Wusheni, que é a filha de Sianga e Minosse, representa uma ruptura da noção tribal de
casamento, ao querer se casar por amor com Dambuza, de quem fica grávida e quem
aparentemente quer estabelecer uma relação monogâmica. Esta atitude acaba desafiando o desejo
do seu pai de se fazer o lobolo, que é a tradição local de casamento arranjado em troca de
dinheiro e poder. Com o objetivo próprio de ter novas mulheres. Aliás, as próprias mulheres que
abandonaram Sianga quando o mesmo perdeu o poder são uma grande representação desta perda
de status. Podemos considerar que essas mulheres, as preferidas de Sianga, se emanciparam
daquela vida que tinham e partiram em busca de algo melhor, ou finalmente foi a possibilidade
delas saírem das amarras deste homem. Todas as mulheres representadas em Ventos do
apocalipse são usadas na narrativa como um fio condutor para se apresentar mudanças sociais
dentro desta conjuntura de guerra civil.
Por fim, temos Sixpence é um homem que perdeu sua família e precisa recomeçar. É uma
figura conciliadora e muito forte, um homem que carrega consigo marcas de um conflito e que
fazem com que ajude aqueles refugiados a encontrar um novo lugar para viverem de forma mais
digna possível. Sixpence representa aqueles que trabalharam para construir um lugar para a
população que estava em meio ao conflito, independente de posições políticas e sim em prol
daqueles que mais importam. Ele representa todos os que fugiram da guerra e precisaram
reconstruir, e ele o faz da melhor forma possível no romance. Os paralelos entre Sianga e
Sixpence são muitos se formos observar as atitudes e posições políticas dos personagens.São o
velho e o novo, a tradição e a modernidade, a glória e a sobrevivência.

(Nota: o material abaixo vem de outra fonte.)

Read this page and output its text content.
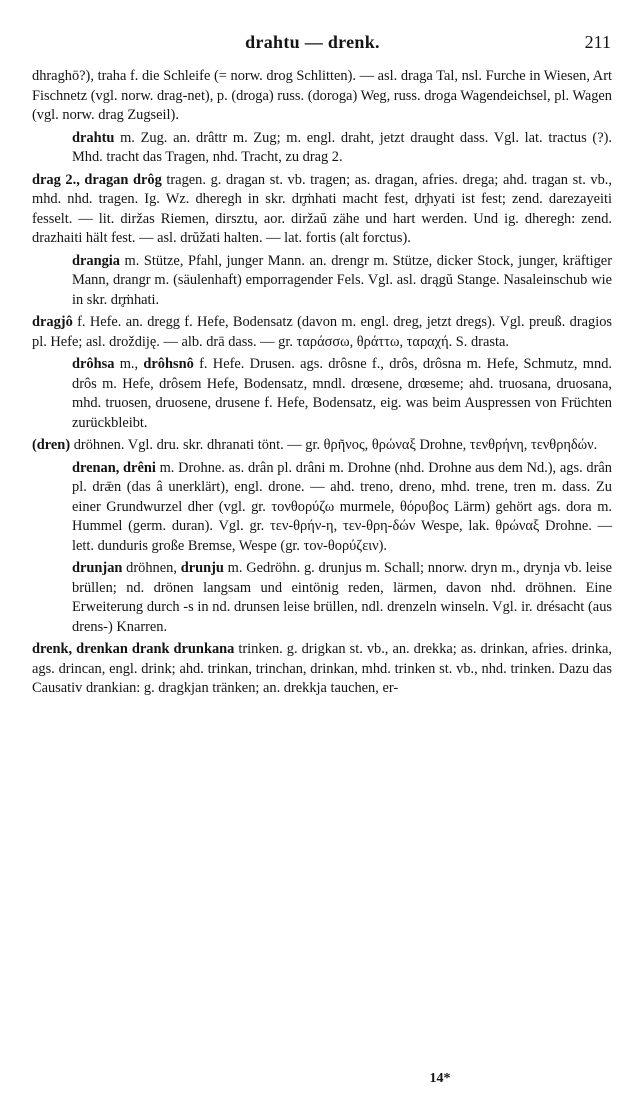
drahtu — drenk.	211

dhraghō?), traha f. die Schleife (= norw. drog Schlitten). — asl. draga Tal, nsl. Furche in Wiesen, Art Fischnetz (vgl. norw. drag-net), p. (droga) russ. (doroga) Weg, russ. droga Wagendeichsel, pl. Wagen (vgl. norw. drag Zugseil).

drahtu m. Zug. an. drâttr m. Zug; m. engl. draht, jetzt draught dass. Vgl. lat. tractus (?). Mhd. tracht das Tragen, nhd. Tracht, zu drag 2.

drag 2., dragan drôg tragen. g. dragan st. vb. tragen; as. dragan, afries. drega; ahd. tragan st. vb., mhd. nhd. tragen. Ig. Wz. dheregh in skr. dr̥ṁhati macht fest, dr̥hyati ist fest; zend. darezayeiti fesselt. — lit. diržas Riemen, dirsztu, aor. diržaŭ zähe und hart werden. Und ig. dheregh: zend. drazhaiti hält fest. — asl. drŭžati halten. — lat. fortis (alt forctus).

drangia m. Stütze, Pfahl, junger Mann. an. drengr m. Stütze, dicker Stock, junger, kräftiger Mann, drangr m. (säulenhaft) emporragender Fels. Vgl. asl. drągŭ Stange. Nasaleinschub wie in skr. dr̥ṁhati.

dragjô f. Hefe. an. dregg f. Hefe, Bodensatz (davon m. engl. dreg, jetzt dregs). Vgl. preuß. dragios pl. Hefe; asl. droždiję. — alb. drā dass. — gr. ταράσσω, θράττω, ταραχή. S. drasta.

drôhsa m., drôhsnô f. Hefe. Drusen. ags. drôsne f., drôs, drôsna m. Hefe, Schmutz, mnd. drôs m. Hefe, drôsem Hefe, Bodensatz, mndl. drœsene, drœseme; ahd. truosana, druosana, mhd. truosen, druosene, drusene f. Hefe, Bodensatz, eig. was beim Auspressen von Früchten zurückbleibt.

(dren) dröhnen. Vgl. dru. skr. dhranati tönt. — gr. θρῆνος, θρώναξ Drohne, τενθρήνη, τενθρηδών.

drenan, drêni m. Drohne. as. drân pl. drâni m. Drohne (nhd. Drohne aus dem Nd.), ags. drân pl. drǣn (das â unerklärt), engl. drone. — ahd. treno, dreno, mhd. trene, tren m. dass. Zu einer Grundwurzel dher (vgl. gr. τονθορύζω murmele, θόρυβος Lärm) gehört ags. dora m. Hummel (germ. duran). Vgl. gr. τεν-θρήν-η, τεν-θρη-δών Wespe, lak. θρώναξ Drohne. — lett. dunduris große Bremse, Wespe (gr. τον-θορύζειν).

drunjan dröhnen, drunju m. Gedröhn. g. drunjus m. Schall; nnorw. dryn m., drynja vb. leise brüllen; nd. drönen langsam und eintönig reden, lärmen, davon nhd. dröhnen. Eine Erweiterung durch -s in nd. drunsen leise brüllen, ndl. drenzeln winseln. Vgl. ir. drésacht (aus drens-) Knarren.

drenk, drenkan drank drunkana trinken. g. drigkan st. vb., an. drekka; as. drinkan, afries. drinka, ags. drincan, engl. drink; ahd. trinkan, trinchan, drinkan, mhd. trinken st. vb., nhd. trinken. Dazu das Causativ drankian: g. dragkjan tränken; an. drekkja tauchen, er-

14*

As relações entre história e literatura se costura durante todo o romance, estes foram só
alguns exemplos desta relação. Como uma pessoa que teve um olhar de dentro do conflito,
Paulina conta sua história com forma sempre crítica e atenta. A natureza está se vingando
daquele povo, trazendo seca e depois enchentes. A guerra é veementemente criticada no romance
como algo prejudicial e não somente por razões óbvias de que a sede de poder de alguns nem
sempre trazem benefícios para aqueles que precisam, mas também como um conflito que não
trouxe benefício algum para aqueles que mais importam: o povo.